In modern commercial and “scientific” whale hunts the primary killing method is the penthrite (pentaerythritol tetranitrate) grenade harpoon, which is fired from a cannon mounted on the prow of the hunting vessel. The harpoon, which is aimed by hand, creates an initial hole in the whale’s body that is about 8 inches (20 cm) wide and 12 inches (30 cm) deep; the grenade in the harpoon then explodes, causing massive injury or death to the whale through laceration or trauma, including neurotrauma (trauma to the brain) produced by shock waves. Spring-loaded claws in the point of the harpoon extend to anchor the harpoon in the whale’s flesh, thereby also widening the hole in its body to about 24 inches. The whale can then be towed by the line attached to the harpoon. Often, however, the primary killing method fails to dispatch the whale; in that case, secondary killing methods, usually consisting of another penthrite grenade harpoon or several rifle shots, are used. If the first harpoon remains in the whale, the attached line serves to slow the animal or hold it in place while secondary killing methods are applied. Unfortunately, little data are available regarding the effectiveness of secondary killing methods, except as used in aboriginal subsistence whaling (see below).

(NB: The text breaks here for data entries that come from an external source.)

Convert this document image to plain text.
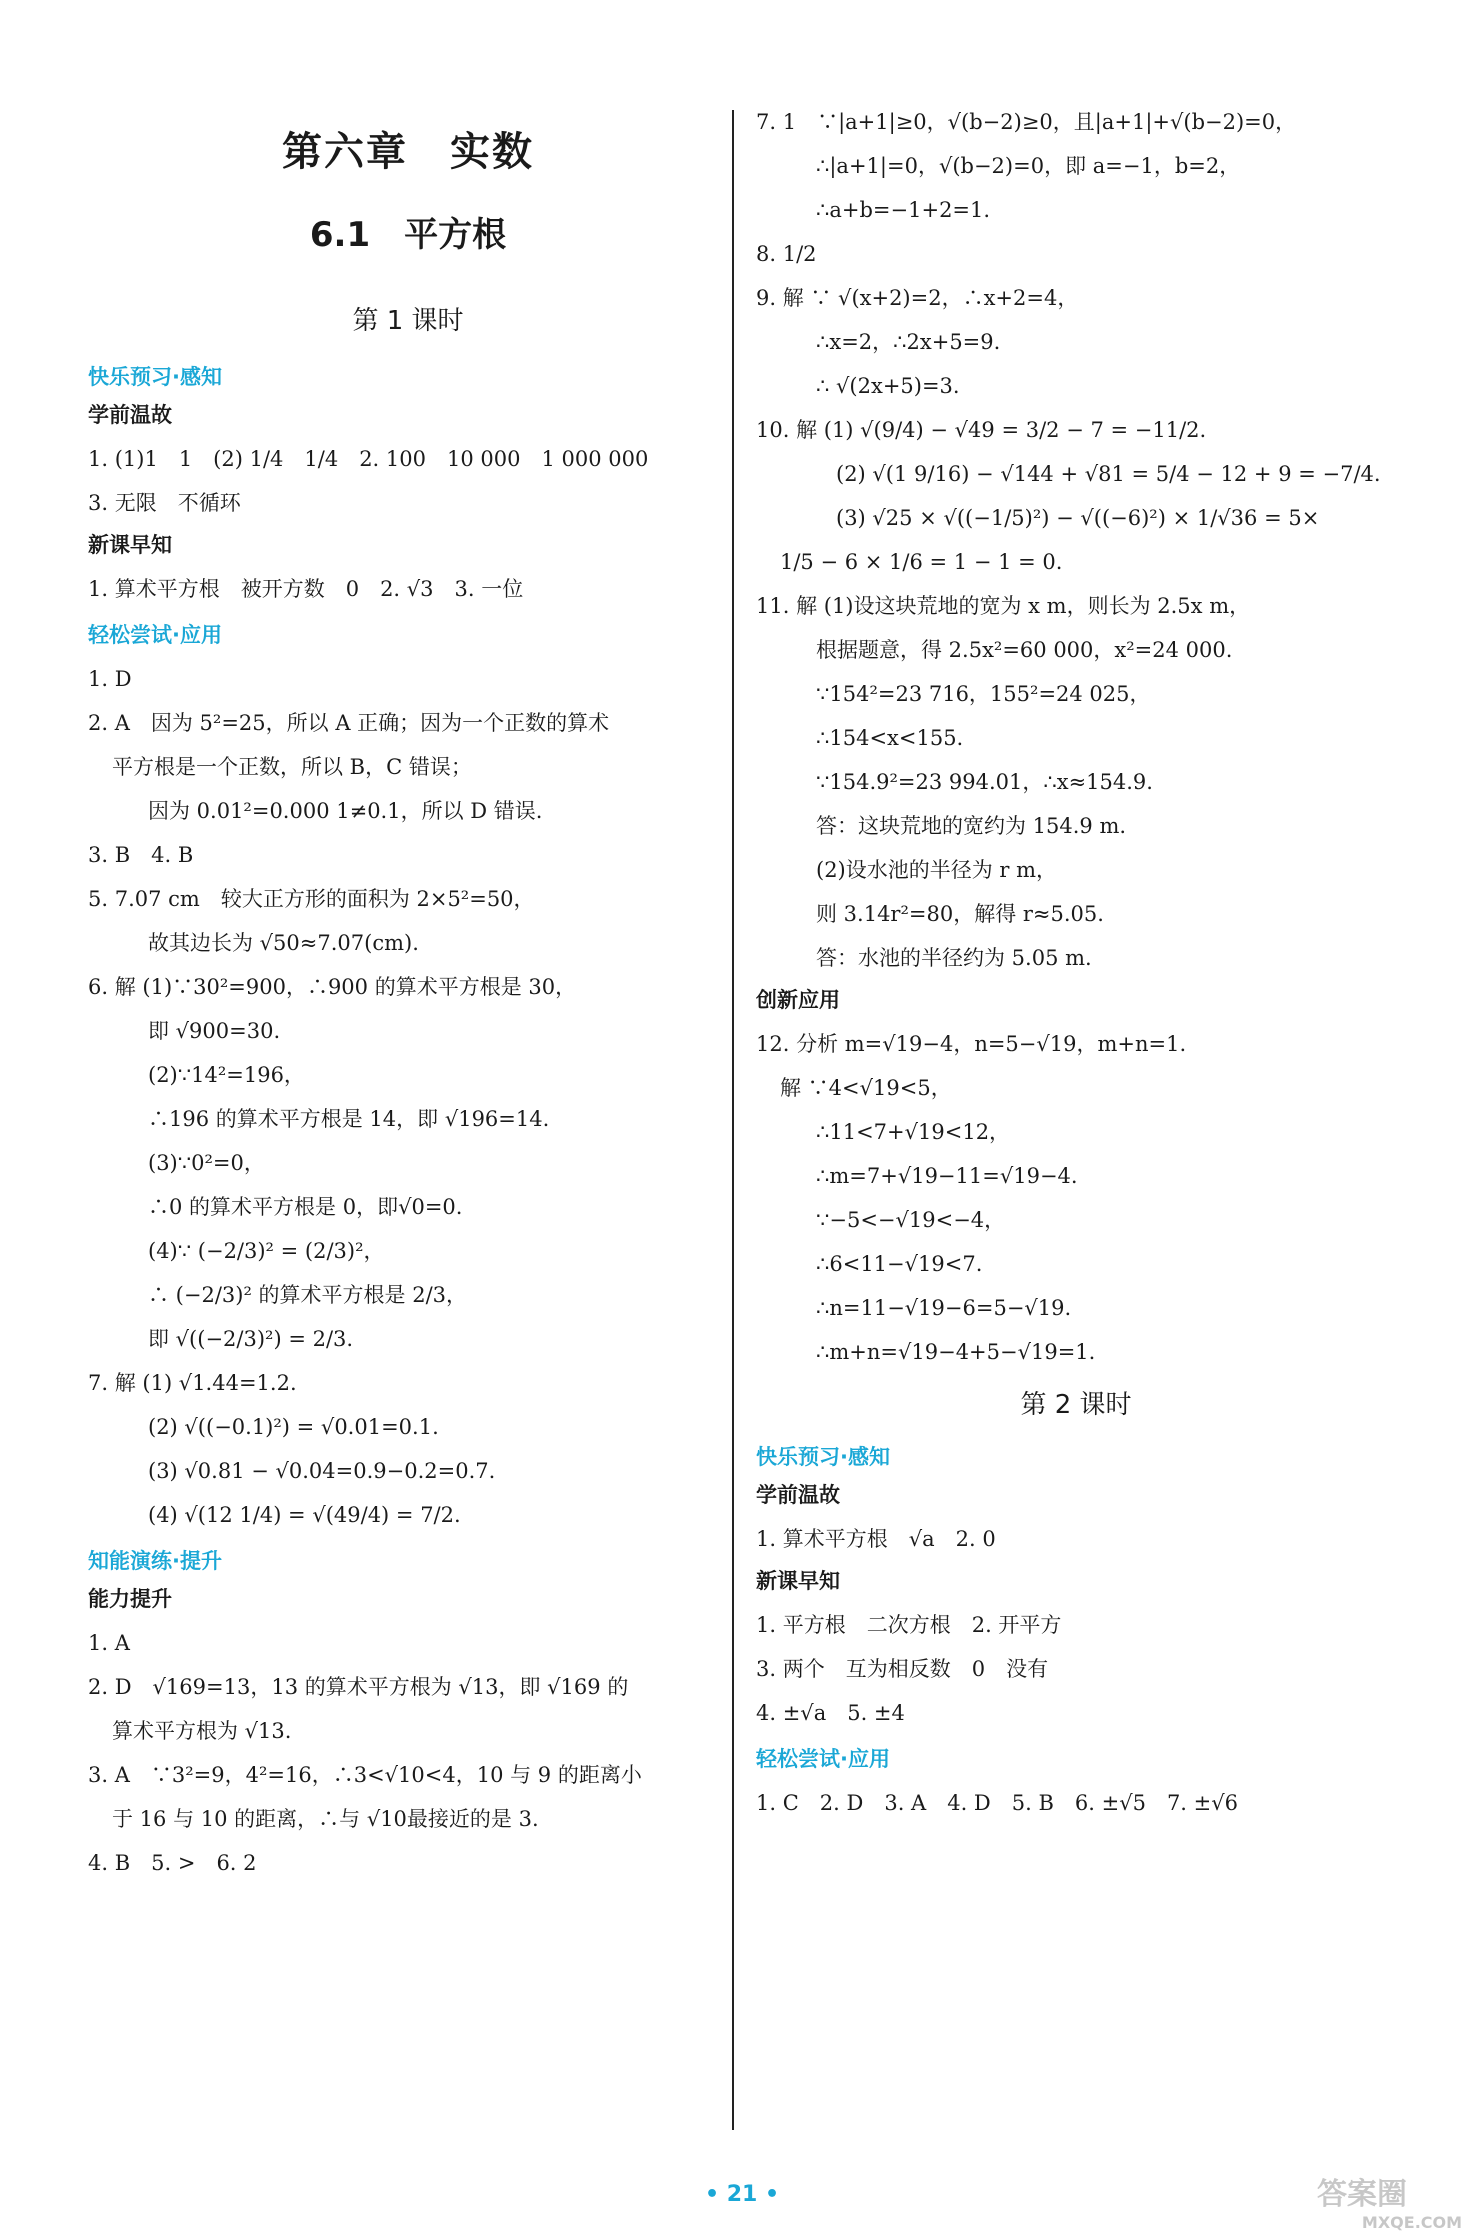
第六章　实数
6.1　平方根
第 1 课时
快乐预习·感知
学前温故
1. (1)1　1　(2) 1/4　1/4　2. 100　10 000　1 000 000
3. 无限　不循环
新课早知
1. 算术平方根　被开方数　0　2. √3　3. 一位
轻松尝试·应用
1. D
2. A　因为 5²=25，所以 A 正确；因为一个正数的算术
平方根是一个正数，所以 B，C 错误；
因为 0.01²=0.000 1≠0.1，所以 D 错误.
3. B　4. B
5. 7.07 cm　较大正方形的面积为 2×5²=50，
故其边长为 √50≈7.07(cm).
6. 解 (1)∵30²=900，∴900 的算术平方根是 30，
即 √900=30.
(2)∵14²=196，
∴196 的算术平方根是 14，即 √196=14.
(3)∵0²=0，
∴0 的算术平方根是 0，即√0=0.
(4)∵ (−2/3)² = (2/3)²，
∴ (−2/3)² 的算术平方根是 2/3，
即 √((−2/3)²) = 2/3.
7. 解 (1) √1.44=1.2.
(2) √((−0.1)²) = √0.01=0.1.
(3) √0.81 − √0.04=0.9−0.2=0.7.
(4) √(12 1/4) = √(49/4) = 7/2.
知能演练·提升
能力提升
1. A
2. D　√169=13，13 的算术平方根为 √13，即 √169 的
算术平方根为 √13.
3. A　∵3²=9，4²=16，∴3<√10<4，10 与 9 的距离小
于 16 与 10 的距离，∴与 √10最接近的是 3.
4. B　5. >　6. 2
7. 1　∵|a+1|≥0，√(b−2)≥0，且|a+1|+√(b−2)=0，
∴|a+1|=0，√(b−2)=0，即 a=−1，b=2，
∴a+b=−1+2=1.
8. 1/2
9. 解 ∵ √(x+2)=2，∴x+2=4，
∴x=2，∴2x+5=9.
∴ √(2x+5)=3.
10. 解 (1) √(9/4) − √49 = 3/2 − 7 = −11/2.
(2) √(1 9/16) − √144 + √81 = 5/4 − 12 + 9 = −7/4.
(3) √25 × √((−1/5)²) − √((−6)²) × 1/√36 = 5×
1/5 − 6 × 1/6 = 1 − 1 = 0.
11. 解 (1)设这块荒地的宽为 x m，则长为 2.5x m，
根据题意，得 2.5x²=60 000，x²=24 000.
∵154²=23 716，155²=24 025，
∴154<x<155.
∵154.9²=23 994.01，∴x≈154.9.
答：这块荒地的宽约为 154.9 m.
(2)设水池的半径为 r m，
则 3.14r²=80，解得 r≈5.05.
答：水池的半径约为 5.05 m.
创新应用
12. 分析 m=√19−4，n=5−√19，m+n=1.
解 ∵4<√19<5，
∴11<7+√19<12，
∴m=7+√19−11=√19−4.
∵−5<−√19<−4，
∴6<11−√19<7.
∴n=11−√19−6=5−√19.
∴m+n=√19−4+5−√19=1.
第 2 课时
快乐预习·感知
学前温故
1. 算术平方根　√a　2. 0
新课早知
1. 平方根　二次方根　2. 开平方
3. 两个　互为相反数　0　没有
4. ±√a　5. ±4
轻松尝试·应用
1. C　2. D　3. A　4. D　5. B　6. ±√5　7. ±√6
• 21 •	答案圈
MXQE.COM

In 1982 the IWC banned the use of the “cold,” or nonexploding, harpoon (also propelled by cannon) as inhumane, because the time it took to kill a whale by means of it was deemed excessive. Nevertheless, Japan continues to use the cold harpoon as a secondary killing method in its JARPN hunts. Until 1997 Japan also used a weapon called an electric lance, designed to kill whales by electrocution.